El fracaso en nuestra mentalidad social es peyorativo casi siempre. Desde el mismo lenguaje (eres un fracasado), hasta las actitudes que ello comporta. Muchas veces una iniciativa fallida produce vergüenza en nuestra tradición, como cultura del honor que somos. No es casual que la seguridad de un puesto de funcionario sea un objetivo extendido en nuestra juventud. Hemos construido una red que aprisiona el fracaso: lo estigmatiza. Esta mentalidad se inicia en nuestras aulas, está ahí delante de nosotros.

El fracaso es un maestro de vida. Casi todas las iniciativas creativas en todos los ámbitos: científica, artística o empresarial, tienen ese maestro paradójico y cierto que conduce nuestro aprendizaje.

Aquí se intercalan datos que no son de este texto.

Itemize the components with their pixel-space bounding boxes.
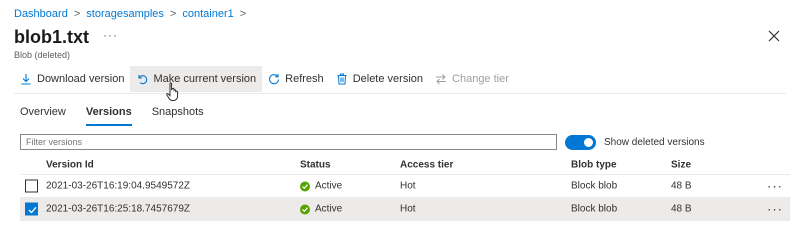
toolbar: Download version Make current version Re… xyxy=(14,66,515,92)
close-icon[interactable] xyxy=(768,30,780,42)
check-icon xyxy=(28,206,37,214)
column-header-blob-type[interactable]: Blob type xyxy=(571,159,617,170)
page-title: blob1.txt xyxy=(14,27,89,47)
delete-version-button[interactable]: Delete version xyxy=(330,66,429,92)
toolbar-divider xyxy=(14,93,786,94)
row-more-button[interactable]: ··· xyxy=(767,202,783,217)
row-checkbox[interactable] xyxy=(25,179,38,193)
version-id-cell: 2021-03-26T16:25:18.7457679Z xyxy=(46,203,191,215)
column-header-status[interactable]: Status xyxy=(300,159,331,170)
refresh-icon xyxy=(269,74,280,85)
undo-icon xyxy=(138,75,148,85)
size-cell: 48 B xyxy=(671,203,692,215)
toggle-knob xyxy=(584,138,593,147)
status-text: Active xyxy=(315,180,343,192)
tab-snapshots[interactable]: Snapshots xyxy=(152,106,204,126)
swap-icon xyxy=(436,74,447,85)
check-icon xyxy=(300,181,310,191)
pointer-cursor-icon xyxy=(166,82,179,101)
breadcrumb-separator: > xyxy=(169,8,177,20)
breadcrumb-container1[interactable]: container1 xyxy=(182,8,233,20)
table-header: Version Id Status Access tier Blob type … xyxy=(20,155,790,175)
show-deleted-versions-label: Show deleted versions xyxy=(604,137,705,148)
status-text: Active xyxy=(315,203,343,215)
row-checkbox[interactable] xyxy=(25,202,38,216)
refresh-label: Refresh xyxy=(285,73,324,85)
breadcrumb-separator: > xyxy=(73,8,81,20)
page-subtitle: Blob (deleted) xyxy=(14,50,71,60)
breadcrumb-separator: > xyxy=(239,8,247,20)
status-cell: Active xyxy=(300,181,342,192)
title-row: blob1.txt ··· xyxy=(14,27,118,48)
download-version-label: Download version xyxy=(37,73,125,85)
trash-icon xyxy=(337,73,347,85)
version-id-cell: 2021-03-26T16:19:04.9549572Z xyxy=(46,180,191,192)
status-cell: Active xyxy=(300,204,342,215)
make-current-version-button[interactable]: Make current version xyxy=(130,66,263,92)
breadcrumb-storagesamples[interactable]: storagesamples xyxy=(86,8,164,20)
table-row[interactable]: 2021-03-26T16:19:04.9549572Z Active Hot … xyxy=(20,175,790,198)
row-more-button[interactable]: ··· xyxy=(767,179,783,194)
tab-overview[interactable]: Overview xyxy=(20,106,66,126)
refresh-button[interactable]: Refresh xyxy=(262,66,330,92)
blob-type-cell: Block blob xyxy=(571,203,618,215)
access-tier-cell: Hot xyxy=(400,203,416,215)
more-options-button[interactable]: ··· xyxy=(103,28,118,42)
filter-versions-input[interactable] xyxy=(20,134,557,150)
show-deleted-versions-toggle[interactable] xyxy=(565,135,596,150)
access-tier-cell: Hot xyxy=(400,180,416,192)
table-row[interactable]: 2021-03-26T16:25:18.7457679Z Active Hot … xyxy=(20,198,790,221)
column-header-size[interactable]: Size xyxy=(671,159,691,170)
column-header-version-id[interactable]: Version Id xyxy=(46,159,94,170)
breadcrumb: Dashboard > storagesamples > container1 … xyxy=(14,8,246,20)
check-icon xyxy=(300,204,310,214)
change-tier-label: Change tier xyxy=(452,73,509,85)
tabs: Overview Versions Snapshots xyxy=(20,106,204,126)
tab-versions[interactable]: Versions xyxy=(85,106,132,126)
size-cell: 48 B xyxy=(671,180,692,192)
versions-table: Version Id Status Access tier Blob type … xyxy=(20,155,790,221)
breadcrumb-dashboard[interactable]: Dashboard xyxy=(14,8,68,20)
download-version-button[interactable]: Download version xyxy=(14,66,130,92)
blob-type-cell: Block blob xyxy=(571,180,618,192)
delete-version-label: Delete version xyxy=(352,73,424,85)
column-header-access-tier[interactable]: Access tier xyxy=(400,159,453,170)
download-icon xyxy=(21,74,31,85)
show-deleted-versions-toggle-group: Show deleted versions xyxy=(565,135,705,150)
change-tier-button[interactable]: Change tier xyxy=(429,66,515,92)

Me sigue emocionando la afirmación de F. Scott Fitzgerald: …hablo con la autoridad que me da el fracaso. El sueño americano tiene muchas luces y sombras, en nuestro país no pueden quitarnos nuestros sueños. Si no vemos el futuro, el presente es una triste evidencia: el tiempo se abre a través de nuestra acción.

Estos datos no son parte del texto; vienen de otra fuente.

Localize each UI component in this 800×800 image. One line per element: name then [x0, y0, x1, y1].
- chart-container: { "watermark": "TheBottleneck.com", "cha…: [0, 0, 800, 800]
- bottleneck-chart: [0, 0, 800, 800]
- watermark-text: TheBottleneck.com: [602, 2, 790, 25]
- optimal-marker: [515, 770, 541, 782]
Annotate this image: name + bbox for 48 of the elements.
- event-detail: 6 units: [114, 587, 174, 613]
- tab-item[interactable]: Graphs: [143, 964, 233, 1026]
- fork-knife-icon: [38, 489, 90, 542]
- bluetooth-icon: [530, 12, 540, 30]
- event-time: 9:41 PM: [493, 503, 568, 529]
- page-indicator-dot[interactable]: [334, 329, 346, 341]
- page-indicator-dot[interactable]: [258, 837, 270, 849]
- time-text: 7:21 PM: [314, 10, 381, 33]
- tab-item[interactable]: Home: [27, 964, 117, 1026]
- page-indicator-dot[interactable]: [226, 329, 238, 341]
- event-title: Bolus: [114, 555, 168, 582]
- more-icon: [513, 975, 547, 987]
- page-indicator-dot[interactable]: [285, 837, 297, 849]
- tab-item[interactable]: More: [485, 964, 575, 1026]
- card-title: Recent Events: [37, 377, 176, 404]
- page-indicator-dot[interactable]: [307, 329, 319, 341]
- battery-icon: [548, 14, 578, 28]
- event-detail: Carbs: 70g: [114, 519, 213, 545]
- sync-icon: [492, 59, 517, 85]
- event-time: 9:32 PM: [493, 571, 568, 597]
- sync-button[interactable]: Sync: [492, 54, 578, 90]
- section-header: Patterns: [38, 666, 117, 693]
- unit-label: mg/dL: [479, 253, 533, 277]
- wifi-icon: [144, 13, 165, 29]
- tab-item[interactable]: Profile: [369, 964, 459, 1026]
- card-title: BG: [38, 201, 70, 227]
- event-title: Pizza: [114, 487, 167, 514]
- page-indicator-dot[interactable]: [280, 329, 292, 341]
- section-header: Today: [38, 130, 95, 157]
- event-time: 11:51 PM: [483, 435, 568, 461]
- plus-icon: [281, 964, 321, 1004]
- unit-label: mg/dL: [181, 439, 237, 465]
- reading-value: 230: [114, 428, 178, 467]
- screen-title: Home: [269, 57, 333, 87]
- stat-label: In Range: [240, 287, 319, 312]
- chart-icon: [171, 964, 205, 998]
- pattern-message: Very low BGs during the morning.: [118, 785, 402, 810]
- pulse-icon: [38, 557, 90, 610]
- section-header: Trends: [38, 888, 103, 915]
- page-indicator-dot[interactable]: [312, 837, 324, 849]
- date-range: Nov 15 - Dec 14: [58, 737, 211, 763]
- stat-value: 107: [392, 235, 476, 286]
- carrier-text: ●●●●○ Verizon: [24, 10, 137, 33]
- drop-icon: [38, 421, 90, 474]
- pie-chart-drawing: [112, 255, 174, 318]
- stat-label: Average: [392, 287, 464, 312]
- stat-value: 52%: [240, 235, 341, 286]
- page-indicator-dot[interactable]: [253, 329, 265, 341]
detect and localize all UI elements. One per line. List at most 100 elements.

Samuel Beckett lo dijo extraordinariamente: Siempre fracasé. No importa. Fracasa de nuevo. Fracasa mejor. Que nuestras escuelas sean y admitan ese maestro de la experiencia: el fracaso. Ese sujeto que ha puesto su talento y sacrifico en una iniciativa, merece nuestro reconocimiento siempre. La pasión de vivir es, también, la pasión de fracasar muchas veces. Un alumno debe aprender a equivocarse. No podemos evitarles la grandeza de equivocarse: ahí comienza la vida y lo que llamamos educación. Un maestro es alguien que sabe respetar ese espacio intransferible.

Quisiera compartir una escuela que admite alumnos que se esfuerzan y que, muchas veces, se equivocan. La excelencia se puede escribir de muchas formas. Es también la conciencia moral de que debemos intentarlo muchas veces, aunque nadie nos escuche, aunque nadie crea en lo que hacemos. No importa: hay una dignidad en tu iniciativa que nadie te puede quitar. La verdadera libertad supera y vence el miedo. ¿Por qué? Una verdad arriesgada: crear es una delgada línea a través del fracaso.